Did i just screw up something again? oh well..

...it happens from yesterday, we were chatting. I wanted to know her more so decided to keep asking her questions and hopefully she will ask me things about my life. However come to think of it, it does not matter because she's going to read my blog soon anyway. No point telling her so i just keep asking and was so happy to see her replies. Am i mad? it just a reply, why do i feel so happy? weird.

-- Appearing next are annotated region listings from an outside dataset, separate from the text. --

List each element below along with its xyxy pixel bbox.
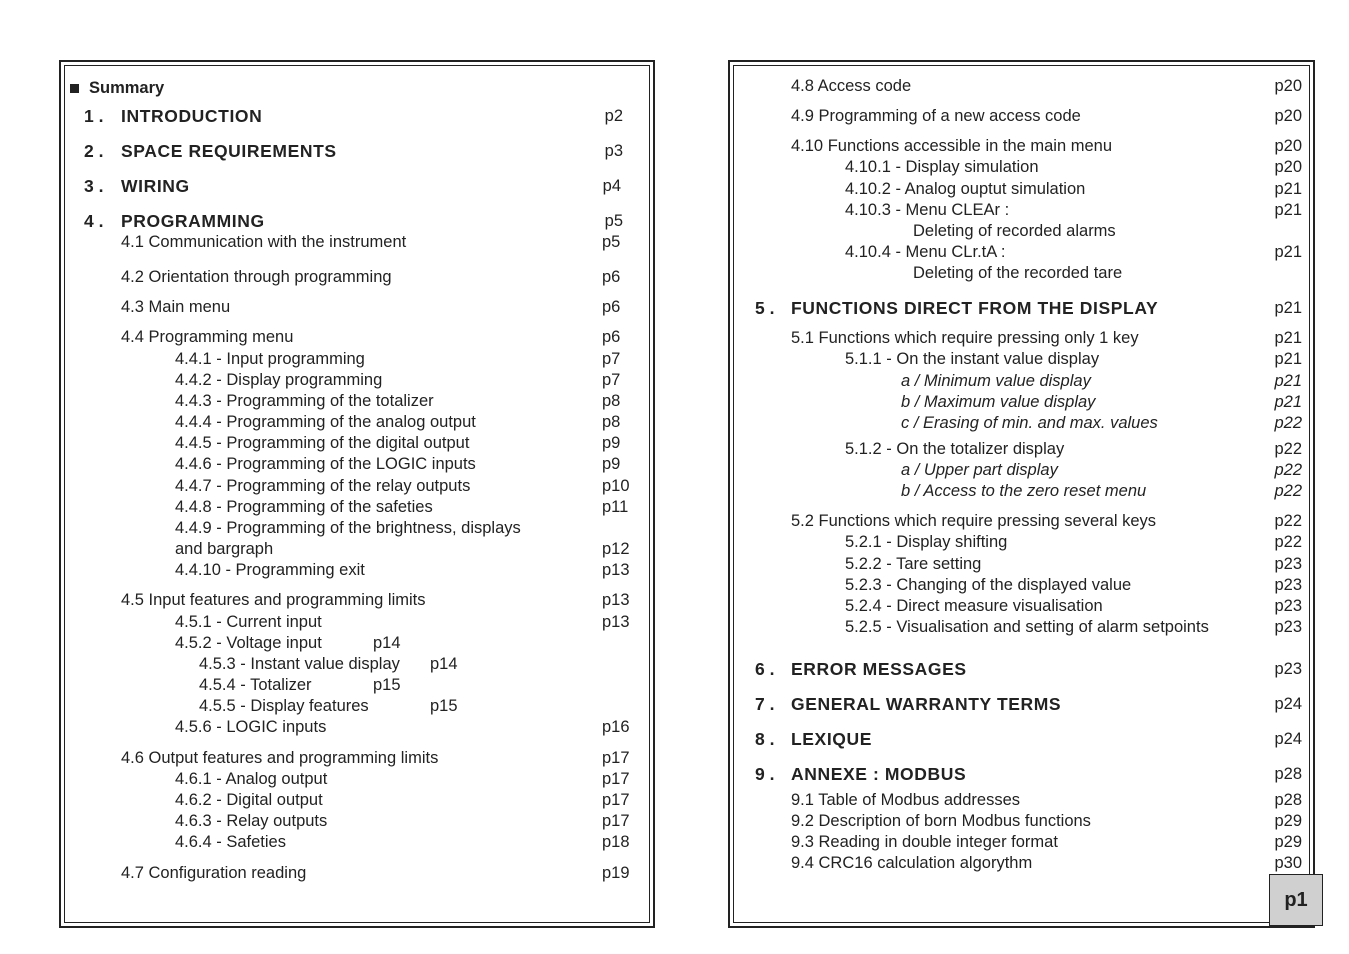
toc-entry: 4.4.3 - Programming of the totalizer (175, 392, 434, 410)
section-title: ANNEXE : MODBUS (791, 764, 967, 784)
toc-entry: 4.10.1 - Display simulation (845, 158, 1039, 176)
toc-entry: 4.6 Output features and programming limits (121, 749, 439, 767)
toc-entry: 5.1.1 - On the instant value display (845, 350, 1100, 368)
toc-entry: a / Minimum value display (901, 372, 1091, 390)
toc-entry-page: p10 (602, 477, 630, 495)
toc-entry-page: p15 (373, 676, 401, 694)
toc-entry-page: p23 (1274, 576, 1302, 594)
toc-entry: 4.5.3 - Instant value display (199, 655, 400, 673)
toc-entry: 5.2 Functions which require pressing several keys (791, 512, 1157, 530)
toc-entry: b / Access to the zero reset menu (901, 482, 1147, 500)
toc-entry-page: p7 (602, 371, 621, 389)
toc-entry-page: p7 (602, 350, 621, 368)
toc-entry: 4.6.3 - Relay outputs (175, 812, 328, 830)
toc-entry-page: p6 (602, 268, 621, 286)
section-page: p28 (1274, 765, 1302, 783)
section-title: ERROR MESSAGES (791, 659, 967, 679)
toc-entry-page: p8 (602, 392, 621, 410)
toc-entry-page: p18 (602, 833, 630, 851)
toc-entry: 4.10.4 - Menu CLr.tA : (845, 243, 1006, 261)
summary-heading (70, 78, 164, 98)
toc-entry-page: p17 (602, 770, 630, 788)
toc-entry: 4.6.1 - Analog output (175, 770, 328, 788)
section-number: 7 . (755, 694, 775, 714)
toc-entry: 4.5.6 - LOGIC inputs (175, 718, 327, 736)
toc-entry-page: p22 (1274, 414, 1302, 432)
toc-entry-page: p28 (1274, 791, 1302, 809)
toc-entry: 5.1.2 - On the totalizer display (845, 440, 1065, 458)
toc-entry-page: p21 (1274, 329, 1302, 347)
toc-entry: 4.5.4 - Totalizer (199, 676, 312, 694)
toc-entry: 4.10.2 - Analog ouptut simulation (845, 180, 1086, 198)
toc-entry-page: p22 (1274, 533, 1302, 551)
toc-entry-page: p20 (1274, 137, 1302, 155)
toc-entry: 4.6.2 - Digital output (175, 791, 323, 809)
toc-entry-page: p13 (602, 613, 630, 631)
toc-entry: 4.4.6 - Programming of the LOGIC inputs (175, 455, 476, 473)
toc-entry-page: p20 (1274, 158, 1302, 176)
section-number: 9 . (755, 764, 775, 784)
toc-entry: and bargraph (175, 540, 274, 558)
section-page: p21 (1274, 299, 1302, 317)
toc-entry: 4.2 Orientation through programming (121, 268, 392, 286)
toc-entry: 4.4.2 - Display programming (175, 371, 383, 389)
section-title: WIRING (121, 176, 190, 196)
toc-entry-page: p14 (373, 634, 401, 652)
section-page: p3 (604, 142, 623, 160)
toc-entry-page: p22 (1274, 482, 1302, 500)
toc-entry-page: p14 (430, 655, 458, 673)
toc-entry: 5.2.4 - Direct measure visualisation (845, 597, 1103, 615)
toc-entry-page: p9 (602, 455, 621, 473)
toc-entry-page: p20 (1274, 77, 1302, 95)
toc-entry: 4.4 Programming menu (121, 328, 294, 346)
toc-entry: 4.8 Access code (791, 77, 912, 95)
toc-entry: 5.1 Functions which require pressing only 1 key (791, 329, 1139, 347)
toc-entry: 4.6.4 - Safeties (175, 833, 286, 851)
toc-entry-page: p29 (1274, 812, 1302, 830)
toc-entry: a / Upper part display (901, 461, 1058, 479)
toc-entry: 4.5.5 - Display features (199, 697, 369, 715)
toc-entry-page: p20 (1274, 107, 1302, 125)
section-title: SPACE REQUIREMENTS (121, 141, 337, 161)
toc-entry: 5.2.2 - Tare setting (845, 555, 982, 573)
section-page: p23 (1274, 660, 1302, 678)
toc-entry: 4.4.8 - Programming of the safeties (175, 498, 433, 516)
section-page: p2 (604, 107, 623, 125)
toc-entry: 4.4.7 - Programming of the relay outputs (175, 477, 471, 495)
toc-entry-page: p17 (602, 791, 630, 809)
toc-entry-page: p22 (1274, 440, 1302, 458)
toc-entry: 4.3 Main menu (121, 298, 231, 316)
toc-entry: 9.4 CRC16 calculation algorythm (791, 854, 1033, 872)
section-number: 4 . (84, 211, 104, 231)
toc-entry: 4.4.1 - Input programming (175, 350, 365, 368)
toc-entry-page: p6 (602, 328, 621, 346)
toc-entry: c / Erasing of min. and max. values (901, 414, 1158, 432)
section-page: p24 (1274, 695, 1302, 713)
toc-entry: 4.4.4 - Programming of the analog output (175, 413, 476, 431)
section-title: INTRODUCTION (121, 106, 263, 126)
toc-entry: Deleting of recorded alarms (913, 222, 1116, 240)
section-number: 5 . (755, 298, 775, 318)
toc-entry-page: p13 (602, 561, 630, 579)
section-number: 1 . (84, 106, 104, 126)
toc-entry-page: p23 (1274, 555, 1302, 573)
section-number: 3 . (84, 176, 104, 196)
section-number: 2 . (84, 141, 104, 161)
toc-entry-page: p21 (1274, 393, 1302, 411)
toc-entry: 5.2.5 - Visualisation and setting of alarm setpoints (845, 618, 1209, 636)
toc-entry: 9.2 Description of born Modbus functions (791, 812, 1091, 830)
toc-entry: 4.1 Communication with the instrument (121, 233, 407, 251)
toc-entry: 4.10 Functions accessible in the main menu (791, 137, 1113, 155)
toc-entry-page: p17 (602, 812, 630, 830)
toc-entry-page: p21 (1274, 201, 1302, 219)
toc-entry-page: p8 (602, 413, 621, 431)
section-title: PROGRAMMING (121, 211, 265, 231)
toc-entry: 4.4.5 - Programming of the digital output (175, 434, 470, 452)
section-title: GENERAL WARRANTY TERMS (791, 694, 1062, 714)
toc-entry-page: p21 (1274, 243, 1302, 261)
section-page: p5 (604, 212, 623, 230)
section-title: FUNCTIONS DIRECT FROM THE DISPLAY (791, 298, 1159, 318)
toc-entry: 4.5 Input features and programming limits (121, 591, 426, 609)
toc-entry-page: p11 (602, 498, 629, 516)
toc-entry-page: p30 (1274, 854, 1302, 872)
toc-entry-page: p22 (1274, 461, 1302, 479)
summary-label: Summary (89, 79, 165, 97)
square-bullet-icon (70, 84, 79, 93)
toc-entry: 4.4.10 - Programming exit (175, 561, 365, 579)
toc-entry: b / Maximum value display (901, 393, 1096, 411)
toc-entry-page: p29 (1274, 833, 1302, 851)
toc-entry-page: p17 (602, 749, 630, 767)
toc-entry-page: p5 (602, 233, 621, 251)
toc-entry: 9.1 Table of Modbus addresses (791, 791, 1021, 809)
toc-entry-page: p12 (602, 540, 630, 558)
section-title: LEXIQUE (791, 729, 873, 749)
toc-entry-page: p23 (1274, 618, 1302, 636)
toc-entry-page: p23 (1274, 597, 1302, 615)
toc-entry-page: p16 (602, 718, 630, 736)
toc-entry-page: p6 (602, 298, 621, 316)
toc-entry: 4.10.3 - Menu CLEAr : (845, 201, 1010, 219)
section-number: 6 . (755, 659, 775, 679)
toc-entry-page: p21 (1274, 372, 1302, 390)
toc-entry: 4.4.9 - Programming of the brightness, displays (175, 519, 521, 537)
page-number-badge: p1 (1269, 874, 1323, 926)
toc-entry-page: p13 (602, 591, 630, 609)
toc-entry-page: p15 (430, 697, 458, 715)
toc-entry-page: p22 (1274, 512, 1302, 530)
section-page: p4 (602, 177, 621, 195)
toc-entry: 9.3 Reading in double integer format (791, 833, 1058, 851)
toc-entry: 5.2.1 - Display shifting (845, 533, 1008, 551)
toc-entry-page: p19 (602, 864, 630, 882)
toc-entry: Deleting of the recorded tare (913, 264, 1123, 282)
toc-entry: 4.5.2 - Voltage input (175, 634, 322, 652)
section-page: p24 (1274, 730, 1302, 748)
toc-entry-page: p21 (1274, 180, 1302, 198)
toc-entry-page: p9 (602, 434, 621, 452)
toc-entry: 4.9 Programming of a new access code (791, 107, 1081, 125)
section-number: 8 . (755, 729, 775, 749)
toc-entry-page: p21 (1274, 350, 1302, 368)
toc-entry: 5.2.3 - Changing of the displayed value (845, 576, 1132, 594)
toc-entry: 4.5.1 - Current input (175, 613, 322, 631)
toc-entry: 4.7 Configuration reading (121, 864, 307, 882)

In the evening, i have to go to church and i asked her to have her dinner not to just watch drama. Yes, i worry for her so i did what is necessary. After that, i took off and when i got back, something happened. I talked to her but it seems something change her mood, something made her down, made her countenance drop. She apologized to me and asked me to talk tomorrow and i did what she requested. This is like what i did last time, i obey what people requested but they do not know that i actually worry for the person and i can't do anything for it. Just hope that she will be alright.

next day, today, i talk to her and ask her how is she. Her reply is ok but in my mind it seems that she's not ok or maybe i think too much again. I asked her to take care and if there's anything she can find me. Hopefully that she really know what am i doing, i'm worried for her.

after hours, in the evening, i chat box her while the status shows that she's online. I greet her and there's no reply and it went offline. I was like, did i just do something wrong again? did i just screw up things again???

worst case, my bad habit came back, i actually text her, the contain is below: " XXXXX,you ok? O.o you can share anything to me ya, maybe i'm not trusted by you yet and i haven't know you completely but i can assure of one thing, you're a kind person which cant afford to see friends suffer, you have that kind heart ;) if you need someone to talk to, here you have one :) I'm here for you :P
~tri-b (BreakdanceBoyXXXXX)"

thought of that now, what did i just do is going to screw up everything i did. Maybe she will misunderstood it and things going to be very complicated and cold war might start. If she understands that...things will change perhaps? at least she will know there's a person which will care and worry for her. So did i screw it up?

she replied me, i didnt expect any replies actually because normally i get cold war after typing that kind of message but i'm glad that she replied. I think too much again, all because i care for her or perhaps more than that? am i crossing the line?